Music: Valhaila & Mozart's Tomb

Despite the claims of such chic newcomers as Spoleto, Europe's two most important music festivals remain Salzburg and Bayreuth. As they opened last week—Bayreuth with new productions of all four operas of Richard Wagner's Ring, and Salzburg with a new Festspielhaus reputed to be the world's most technically advanced theater—both festivals were musically still far ahead of most other summer fare, but seemed disappointing compared to the success of past seasons.

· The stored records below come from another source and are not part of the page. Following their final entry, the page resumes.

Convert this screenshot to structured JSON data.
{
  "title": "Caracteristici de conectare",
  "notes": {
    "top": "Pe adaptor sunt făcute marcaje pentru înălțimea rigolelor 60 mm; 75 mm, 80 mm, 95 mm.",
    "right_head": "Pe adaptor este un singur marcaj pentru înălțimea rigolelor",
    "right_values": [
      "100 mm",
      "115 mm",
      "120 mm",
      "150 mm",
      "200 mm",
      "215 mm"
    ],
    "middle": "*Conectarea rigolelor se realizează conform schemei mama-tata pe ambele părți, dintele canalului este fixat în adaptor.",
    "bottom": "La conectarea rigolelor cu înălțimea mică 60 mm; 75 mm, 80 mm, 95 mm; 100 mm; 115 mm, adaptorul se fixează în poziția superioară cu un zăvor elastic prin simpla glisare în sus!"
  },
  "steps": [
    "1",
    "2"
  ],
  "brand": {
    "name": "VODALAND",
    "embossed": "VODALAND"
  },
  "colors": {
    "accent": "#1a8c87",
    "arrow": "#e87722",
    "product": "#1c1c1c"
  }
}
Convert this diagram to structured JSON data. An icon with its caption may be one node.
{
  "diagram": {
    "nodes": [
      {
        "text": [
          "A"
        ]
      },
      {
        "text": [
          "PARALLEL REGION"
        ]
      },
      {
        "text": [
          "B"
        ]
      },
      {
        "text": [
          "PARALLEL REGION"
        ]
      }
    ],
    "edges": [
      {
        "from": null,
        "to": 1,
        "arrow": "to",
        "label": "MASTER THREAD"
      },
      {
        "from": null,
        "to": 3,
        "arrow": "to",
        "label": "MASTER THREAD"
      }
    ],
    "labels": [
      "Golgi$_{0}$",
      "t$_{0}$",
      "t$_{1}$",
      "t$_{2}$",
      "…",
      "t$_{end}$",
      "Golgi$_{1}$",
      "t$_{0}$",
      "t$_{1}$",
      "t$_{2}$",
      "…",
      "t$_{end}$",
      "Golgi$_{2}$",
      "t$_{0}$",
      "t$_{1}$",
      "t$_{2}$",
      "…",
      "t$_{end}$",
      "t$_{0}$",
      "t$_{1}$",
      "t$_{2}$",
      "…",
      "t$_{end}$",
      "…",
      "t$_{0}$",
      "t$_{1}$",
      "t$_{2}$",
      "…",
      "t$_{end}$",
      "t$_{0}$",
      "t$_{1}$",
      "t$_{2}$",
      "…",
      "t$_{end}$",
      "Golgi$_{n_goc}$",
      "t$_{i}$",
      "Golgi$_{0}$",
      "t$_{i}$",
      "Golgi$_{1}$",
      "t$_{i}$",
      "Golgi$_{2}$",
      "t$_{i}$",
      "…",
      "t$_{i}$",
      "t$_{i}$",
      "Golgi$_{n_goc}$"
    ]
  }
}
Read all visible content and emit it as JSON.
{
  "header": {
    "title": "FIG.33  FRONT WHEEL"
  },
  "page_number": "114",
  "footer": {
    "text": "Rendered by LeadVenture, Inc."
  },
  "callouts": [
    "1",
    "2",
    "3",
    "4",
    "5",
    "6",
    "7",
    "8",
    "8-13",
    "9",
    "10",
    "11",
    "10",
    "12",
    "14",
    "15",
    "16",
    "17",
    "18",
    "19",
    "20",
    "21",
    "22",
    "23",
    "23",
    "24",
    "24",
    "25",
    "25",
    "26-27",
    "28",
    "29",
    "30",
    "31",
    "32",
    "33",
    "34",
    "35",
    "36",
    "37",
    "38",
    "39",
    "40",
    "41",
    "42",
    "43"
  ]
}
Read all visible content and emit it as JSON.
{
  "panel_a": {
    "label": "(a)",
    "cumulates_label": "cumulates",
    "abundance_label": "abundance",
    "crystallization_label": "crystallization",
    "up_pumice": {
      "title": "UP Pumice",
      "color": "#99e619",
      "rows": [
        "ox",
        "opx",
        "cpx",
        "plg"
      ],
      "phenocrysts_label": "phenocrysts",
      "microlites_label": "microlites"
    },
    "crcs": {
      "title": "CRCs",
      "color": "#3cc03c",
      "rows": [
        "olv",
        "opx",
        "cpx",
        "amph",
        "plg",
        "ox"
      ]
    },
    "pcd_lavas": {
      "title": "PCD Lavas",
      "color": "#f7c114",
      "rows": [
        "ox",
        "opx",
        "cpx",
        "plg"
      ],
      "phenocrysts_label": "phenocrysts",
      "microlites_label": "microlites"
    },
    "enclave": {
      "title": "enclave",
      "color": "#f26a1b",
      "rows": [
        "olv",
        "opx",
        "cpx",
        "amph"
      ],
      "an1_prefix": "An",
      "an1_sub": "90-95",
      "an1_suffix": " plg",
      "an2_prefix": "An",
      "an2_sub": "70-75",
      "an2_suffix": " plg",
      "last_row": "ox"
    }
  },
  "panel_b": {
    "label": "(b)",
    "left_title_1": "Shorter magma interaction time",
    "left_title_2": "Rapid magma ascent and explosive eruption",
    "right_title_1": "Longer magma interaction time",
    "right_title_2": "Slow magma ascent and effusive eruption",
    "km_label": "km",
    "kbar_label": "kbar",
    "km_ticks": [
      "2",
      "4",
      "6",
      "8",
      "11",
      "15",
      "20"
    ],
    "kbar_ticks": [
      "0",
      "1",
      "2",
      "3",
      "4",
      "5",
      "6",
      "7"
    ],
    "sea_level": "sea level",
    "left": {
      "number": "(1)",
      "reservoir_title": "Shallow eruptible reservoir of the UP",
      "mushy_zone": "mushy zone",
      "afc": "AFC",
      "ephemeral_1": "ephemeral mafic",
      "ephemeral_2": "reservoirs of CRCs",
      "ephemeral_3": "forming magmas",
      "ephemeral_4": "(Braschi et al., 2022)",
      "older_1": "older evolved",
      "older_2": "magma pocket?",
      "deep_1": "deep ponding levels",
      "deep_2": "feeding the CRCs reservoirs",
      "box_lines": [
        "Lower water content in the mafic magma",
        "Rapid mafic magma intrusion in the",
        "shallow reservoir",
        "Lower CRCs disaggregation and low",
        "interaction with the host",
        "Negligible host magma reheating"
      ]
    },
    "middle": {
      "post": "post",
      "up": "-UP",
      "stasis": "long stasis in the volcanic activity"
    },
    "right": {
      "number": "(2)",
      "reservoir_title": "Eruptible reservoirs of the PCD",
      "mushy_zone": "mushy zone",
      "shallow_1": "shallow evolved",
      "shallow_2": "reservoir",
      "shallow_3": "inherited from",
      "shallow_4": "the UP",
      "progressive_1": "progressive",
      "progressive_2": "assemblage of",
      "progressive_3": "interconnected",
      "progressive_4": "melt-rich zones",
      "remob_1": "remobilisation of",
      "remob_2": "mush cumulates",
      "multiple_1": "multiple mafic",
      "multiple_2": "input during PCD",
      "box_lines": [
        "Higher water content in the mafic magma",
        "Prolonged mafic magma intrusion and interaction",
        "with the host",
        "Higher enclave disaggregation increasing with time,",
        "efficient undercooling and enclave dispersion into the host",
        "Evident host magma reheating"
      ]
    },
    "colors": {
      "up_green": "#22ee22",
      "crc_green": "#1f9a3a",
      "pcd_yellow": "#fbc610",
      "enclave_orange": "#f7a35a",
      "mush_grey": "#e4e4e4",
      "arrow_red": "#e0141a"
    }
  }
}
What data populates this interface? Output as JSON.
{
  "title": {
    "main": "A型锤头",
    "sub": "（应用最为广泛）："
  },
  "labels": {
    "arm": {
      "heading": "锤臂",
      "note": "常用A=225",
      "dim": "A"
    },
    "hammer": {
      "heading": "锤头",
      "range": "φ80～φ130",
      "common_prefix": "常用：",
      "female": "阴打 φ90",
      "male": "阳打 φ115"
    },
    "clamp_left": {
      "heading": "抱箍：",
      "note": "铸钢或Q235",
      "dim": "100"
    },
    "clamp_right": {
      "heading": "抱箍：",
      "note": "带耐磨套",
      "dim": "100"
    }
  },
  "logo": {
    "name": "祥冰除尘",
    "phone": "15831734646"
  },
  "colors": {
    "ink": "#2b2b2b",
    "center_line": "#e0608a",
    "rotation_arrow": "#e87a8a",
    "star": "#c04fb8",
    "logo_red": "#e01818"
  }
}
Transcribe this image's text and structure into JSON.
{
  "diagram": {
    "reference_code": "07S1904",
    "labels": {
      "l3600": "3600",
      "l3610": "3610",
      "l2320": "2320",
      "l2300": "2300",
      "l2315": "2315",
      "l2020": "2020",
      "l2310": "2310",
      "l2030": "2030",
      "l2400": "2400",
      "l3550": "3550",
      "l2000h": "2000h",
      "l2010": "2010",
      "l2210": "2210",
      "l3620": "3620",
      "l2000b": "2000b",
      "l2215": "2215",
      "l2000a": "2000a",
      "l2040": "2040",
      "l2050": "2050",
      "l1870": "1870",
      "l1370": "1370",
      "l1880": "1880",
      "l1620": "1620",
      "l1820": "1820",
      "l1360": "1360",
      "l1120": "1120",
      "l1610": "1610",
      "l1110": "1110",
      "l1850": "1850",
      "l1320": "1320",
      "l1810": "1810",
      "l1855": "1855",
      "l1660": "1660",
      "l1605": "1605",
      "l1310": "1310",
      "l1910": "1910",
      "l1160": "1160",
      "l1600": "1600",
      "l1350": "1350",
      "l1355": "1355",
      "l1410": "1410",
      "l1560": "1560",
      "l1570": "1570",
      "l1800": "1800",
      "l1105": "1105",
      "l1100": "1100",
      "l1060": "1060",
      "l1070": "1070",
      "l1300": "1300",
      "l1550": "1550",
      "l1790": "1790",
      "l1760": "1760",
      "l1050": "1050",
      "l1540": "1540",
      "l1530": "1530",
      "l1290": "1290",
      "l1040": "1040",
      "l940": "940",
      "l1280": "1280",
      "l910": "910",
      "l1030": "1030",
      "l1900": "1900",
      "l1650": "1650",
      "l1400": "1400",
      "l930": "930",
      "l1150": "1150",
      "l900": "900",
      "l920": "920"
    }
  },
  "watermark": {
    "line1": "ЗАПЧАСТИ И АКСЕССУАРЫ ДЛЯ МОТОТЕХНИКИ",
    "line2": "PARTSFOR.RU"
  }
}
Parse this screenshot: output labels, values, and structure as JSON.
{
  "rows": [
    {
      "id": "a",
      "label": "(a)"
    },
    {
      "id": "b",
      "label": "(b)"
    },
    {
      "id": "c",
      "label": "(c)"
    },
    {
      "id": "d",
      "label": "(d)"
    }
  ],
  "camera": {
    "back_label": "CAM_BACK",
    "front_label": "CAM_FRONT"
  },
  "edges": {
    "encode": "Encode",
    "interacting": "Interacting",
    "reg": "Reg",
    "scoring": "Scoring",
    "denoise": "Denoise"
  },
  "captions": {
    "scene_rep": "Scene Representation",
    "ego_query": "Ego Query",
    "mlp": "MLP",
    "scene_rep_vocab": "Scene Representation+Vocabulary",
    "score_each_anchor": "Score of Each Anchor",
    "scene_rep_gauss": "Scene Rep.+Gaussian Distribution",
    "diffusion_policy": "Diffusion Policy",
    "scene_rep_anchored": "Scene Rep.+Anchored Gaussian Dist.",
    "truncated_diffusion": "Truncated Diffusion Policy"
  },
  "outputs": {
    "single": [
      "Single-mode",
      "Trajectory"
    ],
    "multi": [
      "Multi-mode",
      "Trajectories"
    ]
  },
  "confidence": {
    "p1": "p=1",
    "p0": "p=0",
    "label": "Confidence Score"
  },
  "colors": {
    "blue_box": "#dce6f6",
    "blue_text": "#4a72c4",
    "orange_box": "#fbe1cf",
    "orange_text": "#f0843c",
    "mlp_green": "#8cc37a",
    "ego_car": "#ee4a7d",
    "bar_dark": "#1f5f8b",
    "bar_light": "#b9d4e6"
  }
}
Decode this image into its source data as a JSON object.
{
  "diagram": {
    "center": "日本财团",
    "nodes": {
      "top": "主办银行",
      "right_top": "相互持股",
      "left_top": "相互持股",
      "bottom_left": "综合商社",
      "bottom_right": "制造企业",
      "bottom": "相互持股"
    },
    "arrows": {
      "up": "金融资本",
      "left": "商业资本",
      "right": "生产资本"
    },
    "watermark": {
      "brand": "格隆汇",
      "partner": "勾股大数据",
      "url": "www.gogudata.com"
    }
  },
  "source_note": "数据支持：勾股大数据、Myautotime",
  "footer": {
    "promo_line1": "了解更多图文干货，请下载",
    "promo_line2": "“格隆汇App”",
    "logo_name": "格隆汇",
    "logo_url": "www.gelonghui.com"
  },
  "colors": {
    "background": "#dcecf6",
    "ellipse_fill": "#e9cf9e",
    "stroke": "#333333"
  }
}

At Bayreuth, Wagner's grandson Wolfgang was up. to his old tricks: stripped down, sparsely lighted productions designed to free the stern old gods of Valhalla from heavy, cardboard-shield and plaster-throne cliches. But by now, this once revolutionary style has produced some bothersome clichés of its own. The basic stage set of last week's Ring was an eight-ton, segmented concave disk looking somewhat like a huge radar antenna. In the second and fourth Rheingold scenes it was used intact, tilted toward the audience to suggest the rugged slopes of Wotan's mountain home; in other scenes the disk's movable segments represented a cave or a hut.

Despite such simplicity of design, stage movements throughout most of The Ring were so statuesque that they suggested oratorio rather than opera. Realism was often ludicrously mixed with abstraction; when Mime helped to fashion a sword for Siegfried out of a magic potion, he matter-of-factly cracked two eggs into the potion as if following a recipe by Gayelord Hauser. Worst of all was the lighting, which was so murky that it came close to achieving Richard Wagner's stated ideal: "Now that I have created the in visible orchestra,* I would like to invent the invisible stage."

What redeemed Bayreuth's Ring was the first-rate musical performance by Conductor Rudolf Kempe and his singers, among them Birgit Nilsson, Aase Nordmo Loevberg, Hermann Uhde, Jerome Hines. While the stars bore familiar names, the surprises of the festival were provided by the talented newcomers. Among them: Berlin-born Anja Silja, 20, singing Senta in The Flying Dutchman, who first came to Bayreuth four years ago as a visiting teenager; Texas-born Thomas Stewart, 32, who was selected for the impressive role of Amfortas in Parsifal after illness forced George London to cancel; U.S. Conductor Lorin Maazel, 30, who accounted for a fine reading of Lohengrin, thus becoming the first American and the youngest conductor of any nation in the Bayreuth pit.